COncepts of the future
Hello, hello to whoever you are, my dear reader!
Put your seatbelt on and get ready to get back to the future. Or rather to explore the world of design futures. But let’s start with a small introspection, because what is a future without the ones who are going to build it, and that is you, and me. And since it is us who are going to shape the future of design and by design the world as well it would be a great oversight to not look into our overlook on the present and future of the world. And that’s also how my Contemporary Design Culture class started this week. I was directed to position myself within one of the quadrants in the room on a scale of I think things are good and getting better/bad and getting worse, and I think I can act to make them better/I can do nothing about them. You can try deciding with which of the extremes of those two elements you agree more and then try looking at it from an outsider’s perspective. I got situated in the things are good and getting better square since this is what I believe to be true. It would be hard to be a designer that wants to create for a change and bring improvement and beauty to the lives of people around me if I didn’t have a positive outlook on the world and my possibilities to influence it as a designer and as a person as well. So think at which of those two scales would you put yourself and ask yourself a question how that impacts your thinking, because even when you think that things are getting worse if you think you can do nothing to influence the future to change for better, I hate to break it to you but you’re probably someone who wouldn’t mind living in a fallen dystopia and waking up every day to complain about their life. Sorry, that’s how I see it.

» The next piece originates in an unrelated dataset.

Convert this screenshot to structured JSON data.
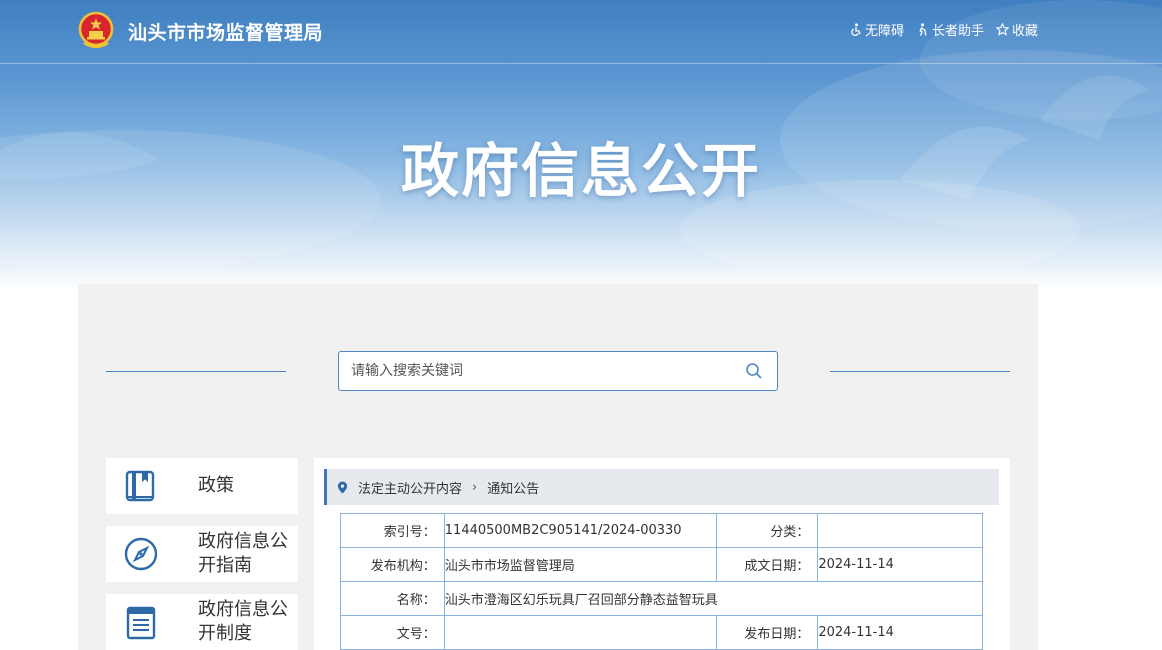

But coming back to the topic at hand, what actually are design futures, well it is a slightly bigger thing than just simply designing products that are going to be used in the future. It is an open space unlimited by current technological, social and conceptual restrictions. Design futures allow you to put out a crazy project without necessarily knowing each of the steps leading to its execution. Because why not just design for ourselves from a decade ahead. Trying to make things better by then can actually at some point get kickstarted in the closer now and It can help you influence the change at a more rapid pace.
There might not be a set recipe to figure out the future we are going to approach but there surely are some methods we can all use to look through the keyholes of the doors leading to that futures. Future scaping, horizon scaping and trend mapping, also going back from the ideas that we think might start to exist and tracing back the steps to try and figure out how the desired future may come about to be. All of those practices are set in space to allow us to explore the future of design and this world. And we can also look at other designers who are creating more forward looking, conceptual work.

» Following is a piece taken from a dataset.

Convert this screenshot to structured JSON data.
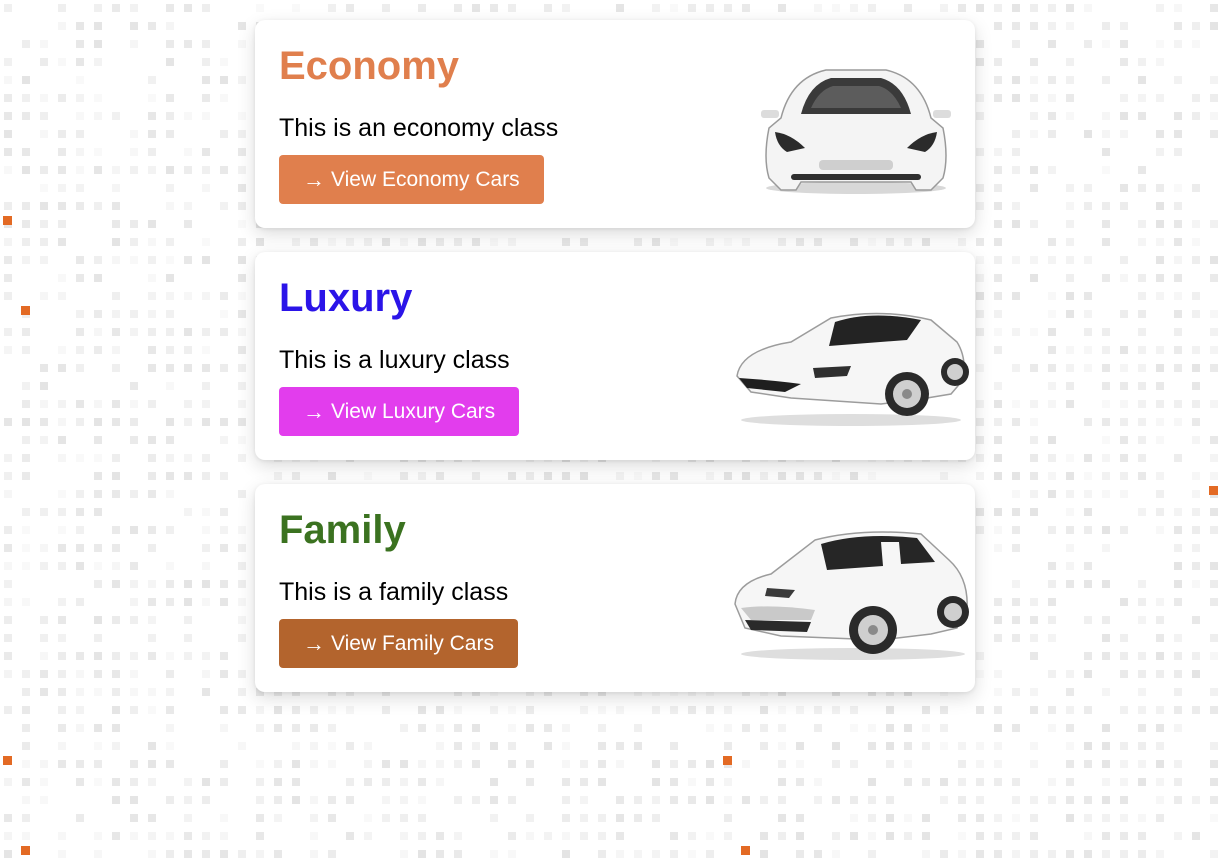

One of my favourite designers of this sort is Iris Van Herpen. A dutch fashion designer who incorporates modern technologies into the world of fabric. Her studio uses 3D printing, working with resin and also collaborates not only with designers and artists but also scientists. Her designs seem to be out of this world and they carry with them a certain feeling of futurism. They all seem so technological yet organic, so structured, yet so flowy. They are certainly an expression of the next step in garment evolution. A step to the future from the present point of view.
Another one of creators and designers who produce more conceptual work and present commentary about the future is Jean Jacques Balzac. A french architect and visual artist who using his skill and a little bit of help from AI generates images of wrong architecture. Pieces of design that make you ponder and look deeper into the structures and elements of the contemporary design and architecture that shape our daily world and how those if left unstructured could turn into a completely different element of everyday landscape.

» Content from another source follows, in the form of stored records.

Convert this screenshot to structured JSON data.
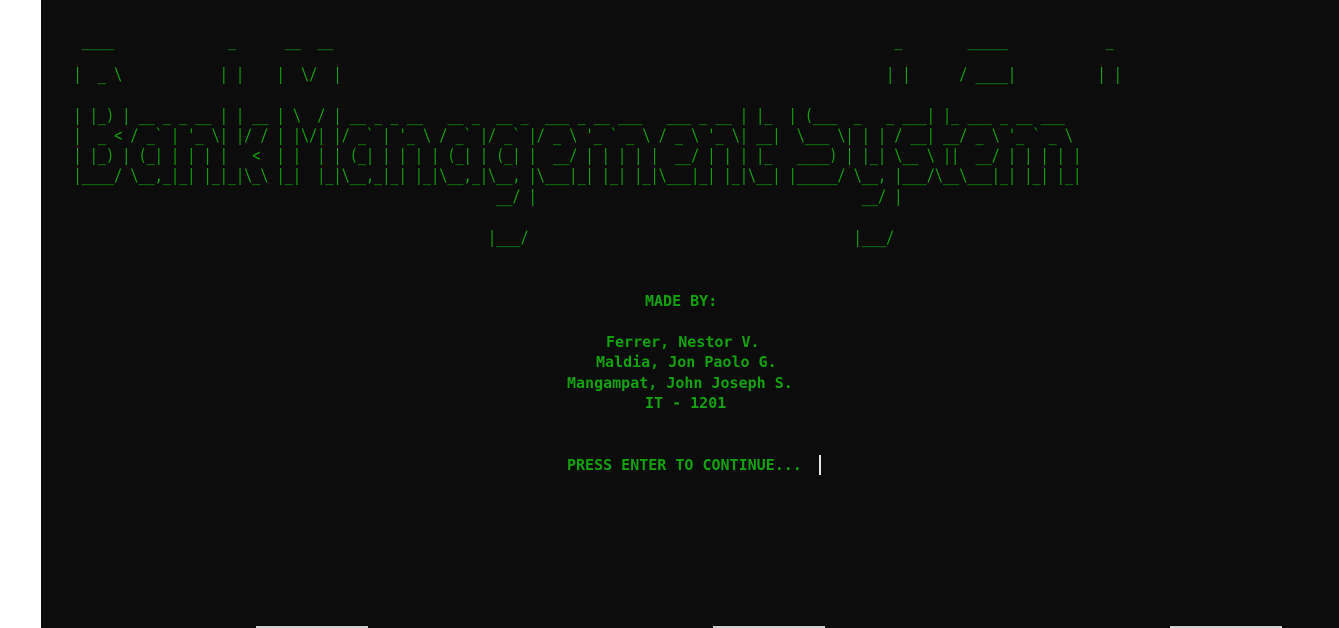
{
  "banner": {
    "lines": [
      "     ____              _      __  __                                                                     _        _____            _",
      "    |  _ \\            | |    |  \\/  |                                                                   | |      / ____|          | |",
      "    | |_) | __ _ _ __ | | __ | \\  / | __ _ _ __   __ _  __ _  ___ _ __ ___   ___ _ __ | |_  | (___  _   _ ___| |_ ___ _ __ ___",
      "    |  _ < / _` | '_ \\| |/ / | |\\/| |/ _` | '_ \\ / _` |/ _` |/ _ \\ '_ ` _ \\ / _ \\ '_ \\| __|  \\___ \\| | | / __| __/ _ \\ '_ ` _ \\",
      "    | |_) | (_| | | | |   <  | |  | | (_| | | | | (_| | (_| |  __/ | | | | |  __/ | | | |_   ____) | |_| \\__ \\ ||  __/ | | | | |",
      "    |____/ \\__,_|_| |_|_|\\_\\ |_|  |_|\\__,_|_| |_|\\__,_|\\__, |\\___|_| |_| |_|\\___|_| |_|\\__| |_____/ \\__, |___/\\__\\___|_| |_| |_|",
      "                                                        __/ |                                        __/ |",
      "                                                       |___/                                        |___/"
    ]
  },
  "credits": {
    "heading": "MADE BY:",
    "author_1": "Ferrer, Nestor V.",
    "author_2": "Maldia, Jon Paolo G.",
    "author_3": "Mangampat, John Joseph S.",
    "section": "IT - 1201"
  },
  "prompt": {
    "text": "PRESS ENTER TO CONTINUE..."
  },
  "colors": {
    "terminal_background": "#0c0c0c",
    "text": "#13a10e",
    "cursor": "#e6e6e6"
  }
}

Both of those designers take a different approach but generate the beauty and the beasts of the futuristic landscape. Both of them can serve as a source of inspiration for design projects and a great point of reference as to how one can blend a future with modernity. A time beyond reach with a time currently passing.
But designers aren’t the only thing we can source from. There are as well movies and books that talk about imaginary futures and allow us to look into them and build on their base. Some of my favourite sources of inspiration for future oriented designs usually have a little bit of influence from those forms of media expression. I would like therefore to share with you a short list of movies and books I like to reach out for when creating (in no particular order).
Blade Runner
10 Things I Hate About You
Annihilation
Interstellar
Inception
Matrix
Project Hail Mary
Gifted Hands: The Ben Carson Story
Ender’s Game
Oppenheimer
The Bible
Pride and Prejudice
Something the Lord Made
Dune
And when it comes to them all it's not only the visual in those movies, or description of objects in the books that make me want to design, a lot of the time it’s a phrase, the story as whole, a concept completely foreign to design that makes me think about the future and the field I’m in. It’s the complete dissociation of the concept from my daily life that allows me to look into my design with a foreign worldview for creation.
And with my list I also wanted to share with you a designer problem of the week: When you put on some media for inspiration in the background but it turns out being so good that you get distracted from your work.